Ekaṃ samayaṃ bhagavā sāvatthiyaṃ viharati jetavane anāthapiṇḍikassa ārāme, atha kho jaṭābhāradvājo[1] brāhmaṇo yena bhagavā tenupasaṅkami. Upasaṅkamitvā bhagavatā saddhiṃ sammodi. Sammodanīyaṃ kathaṃ sārāṇīyaṃ vītisāretvā ekamantaṃ nisīdi. Ekamantaṃ nisinno kho jaṭābhāradvājo brāhmaṇo bhagavantaṃ gāthāya ajjhabhāsi:
In una certa occasione il Sublime dimorava a Sāvatthi, al monastero di Anāthapiṇḍika; ed il Brahmino Jaṭābhāradvāja[1] si avvicinò al Sublime, ed avendolo avvicinato scambiò con Il Sublime amichevoli saluti, e dopo aver scambiato amichevoli saluti, si sedette al suo fianco. Accanto seduto, il brahmano Jaṭābhāradvāja rivolse al Sublime questi versi :
Anto jaṭā bahi jaṭā jaṭāya jaṭitā pajā,
Taṃ taṃ gotama pucchāmi ko imaṃ vijaṭaye jaṭanti.
Un groviglio interiore, un groviglio esteriore, le persone sono aggrovigliate in un tale groviglio: Oh Gotama, Io ti chiedo: chi mai districherà tale groviglio?
(Bhagavā:)
Sīle patiṭṭhāya naro sapañño cittaṃ paññañca bhāvayaṃ,
Ātāpī nipako bhikkhu so imaṃ vijaṭaye jaṭaṃ.
L’uomo saldo nella virtù etica, nel discernimento, dedito a coltivare la mente e la saggezza, quel Bhikkhu, risoluto, intelligente, egli districherà tale groviglio.
Yesaṃ rāgo ca doso ca avijjā ca virājitā,
Khīṇāsavā arahanto tesaṃ vijaṭitā jaṭā.
Colui il quale ha abbandonato bramosia, avversione ed ignoranza, l’Arahant libero dai veleni interiori, egli districherà tale groviglio.
Yatatha nāmañca rūpañca asesaṃ uparujjhati,
Paṭighaṃ[2] rūpasaññā ca etthesā chijjate jaṭāti.
Là dove ‘nome e materia’, assieme alla percezione materiale ed alla resistenza cessano senza residuo, là un tale groviglio verrà reciso.
-SN 7.6
[1] Il termine Jaṭā può essere tradotto con ‘groviglio’ o ‘nodo’; in questi versi vi è un evidente gioco di parole fra il nome dell’interlocutore, un bramino noto come Jaṭābhāradvāja (Bhāradvāja dai capelli annodati) ed il groviglio esistenziale al quale tutte le vie sapienziali dell’antica India e non hanno provato a dare un risposta.
[2]Paṭigha, letteralmente ‘sbattere contro’,e generalmente tradotto con ‘resistenza’, è una componente del processo della percezione sensoriale che si manifesta dall’interazione fra l’oggetto della percezione (rūpa), gli elementi deputati al riconoscimento o designazione (nāma) ed il processo cognitivo (Viññāṇa).

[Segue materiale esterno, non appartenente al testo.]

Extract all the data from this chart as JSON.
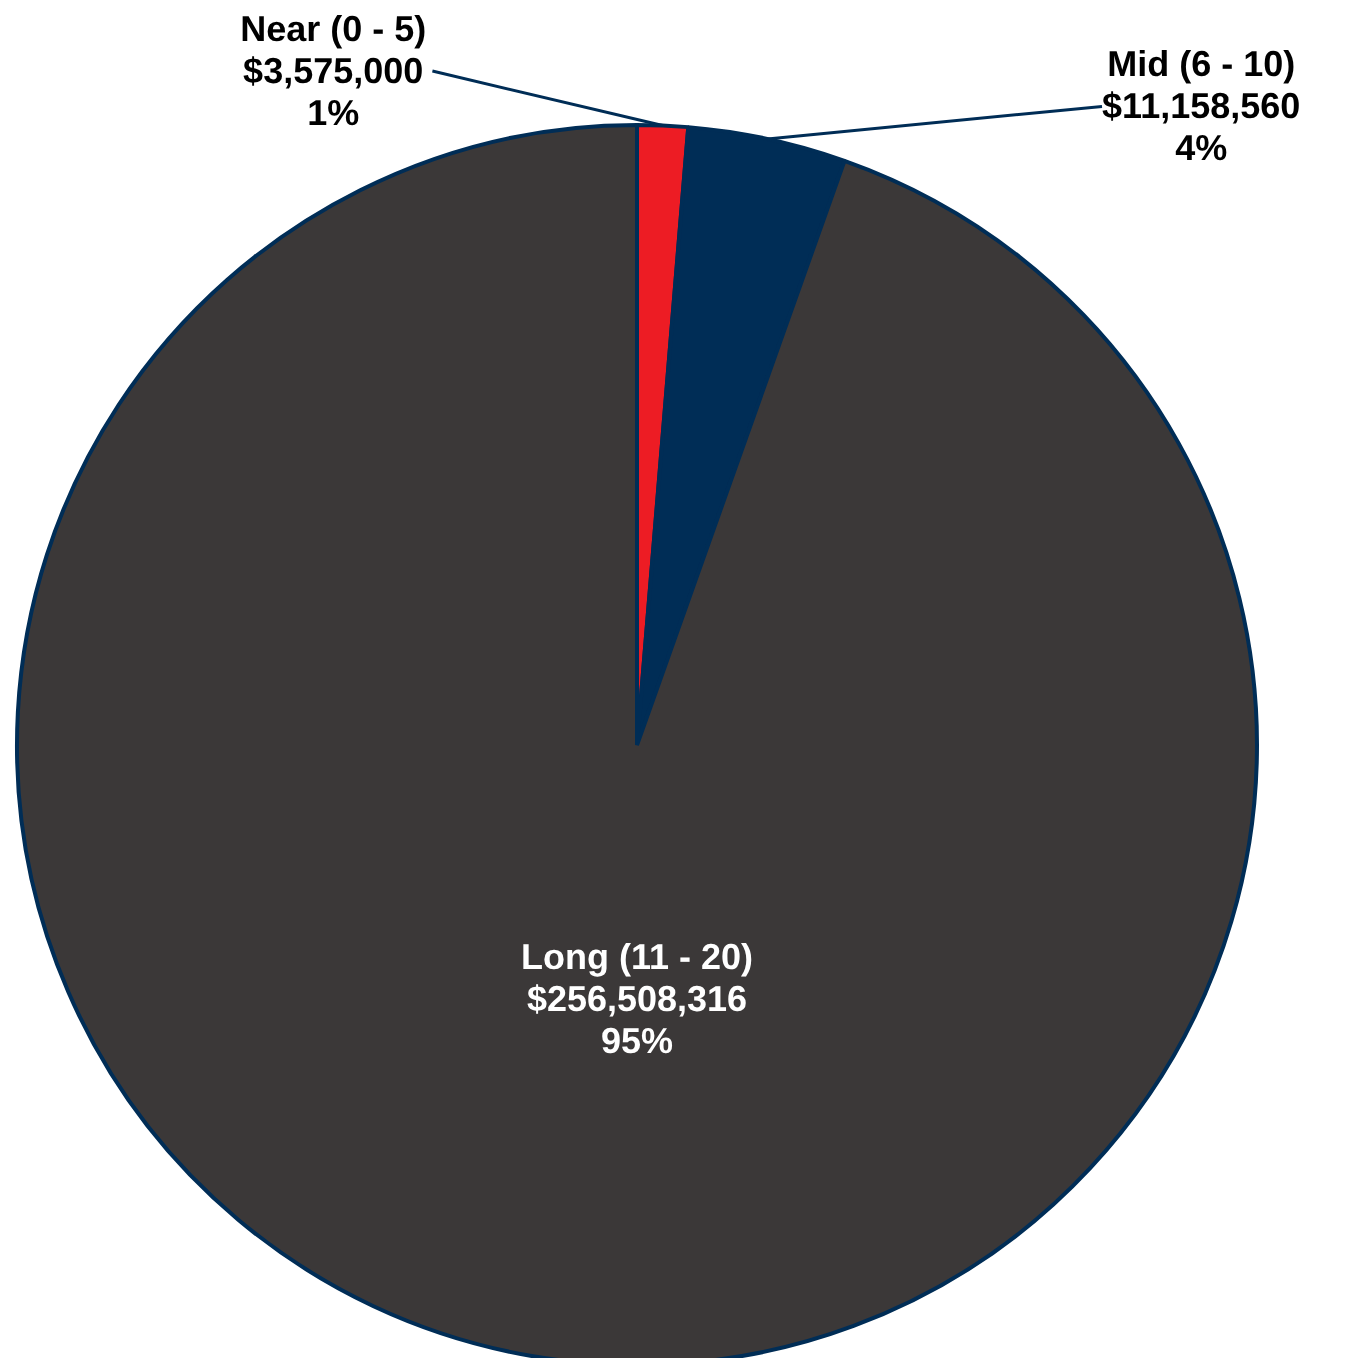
{
  "chart_data": {
    "type": "pie",
    "categories": [
      "Near (0 - 5)",
      "Mid (6 - 10)",
      "Long (11 - 20)"
    ],
    "values": [
      3575000,
      11158560,
      256508316
    ],
    "colors": [
      "#ed1c24",
      "#002d56",
      "#3b3838"
    ],
    "value_labels": [
      "$3,575,000\n1%",
      "$11,158,560\n4%",
      "$256,508,316\n95%"
    ]
  }
}
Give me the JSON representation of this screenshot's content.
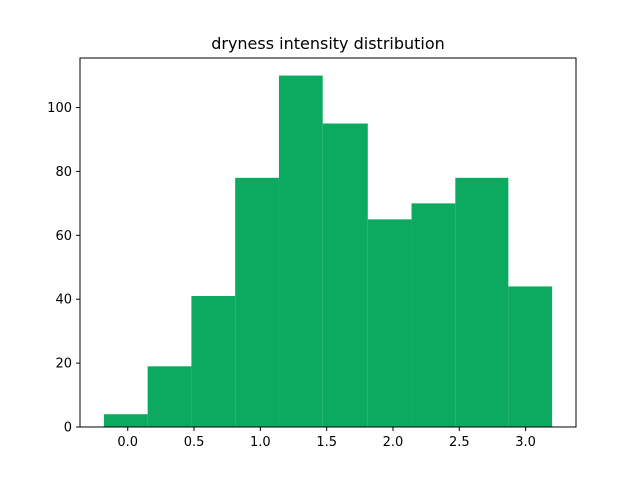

Secondo le spiegazioni del Buddha sull’origine dipendente, l’interazione fra questi tre elementi determina il contatto (phassa) e questo, ha sua volta ha due componenti fondamentali: la designazione (adhivacana) ed la resistenza (Paṭigha):
“Cakkhuñcāvuso, paṭicca rūpe ca uppajjati cakkhuviññāṇaṃ, tiṇṇaṃ saṅgati phasso, phassapaccayā vedanā…”
“Amico, sulla base dell’interazione fra occhio ed oggetto visivo sorge la cognizione visiva, e la concomitanza dei tre determina il contatto; il contatto determina la sensazione…”
L’adhivacanasamphasso o ‘contatto-designazione’ è quella componente del contatto dove l’oggetto viene riconosciuto, designato e nominato dai fattori nāma (sensazione, riconoscimento sulla base della memoria, interazione, intenzione ed attenzione) deputati a tale lavoro, mentre il Paṭighasamphasso o ‘contatto-resistenza’ è generato dallo “collisione” fra l’oggetto (l’immagine dell’oggetto riflessa nella nostra mente, il rūpasaññā) e la relativa base sensoriale (vista, udito, olfatto, gusto, tatto e mente) .
Questo stato di cose è la base per il manifestarsi del Samsara, il circolo vizioso di nascita, invecchiamento e morte – fondamento di tutte le nostre esperienze dolorose e frustranti- allorché tale processo cognitivo viene condizionato dall’ignoranza di tutto ciò (Avijjā).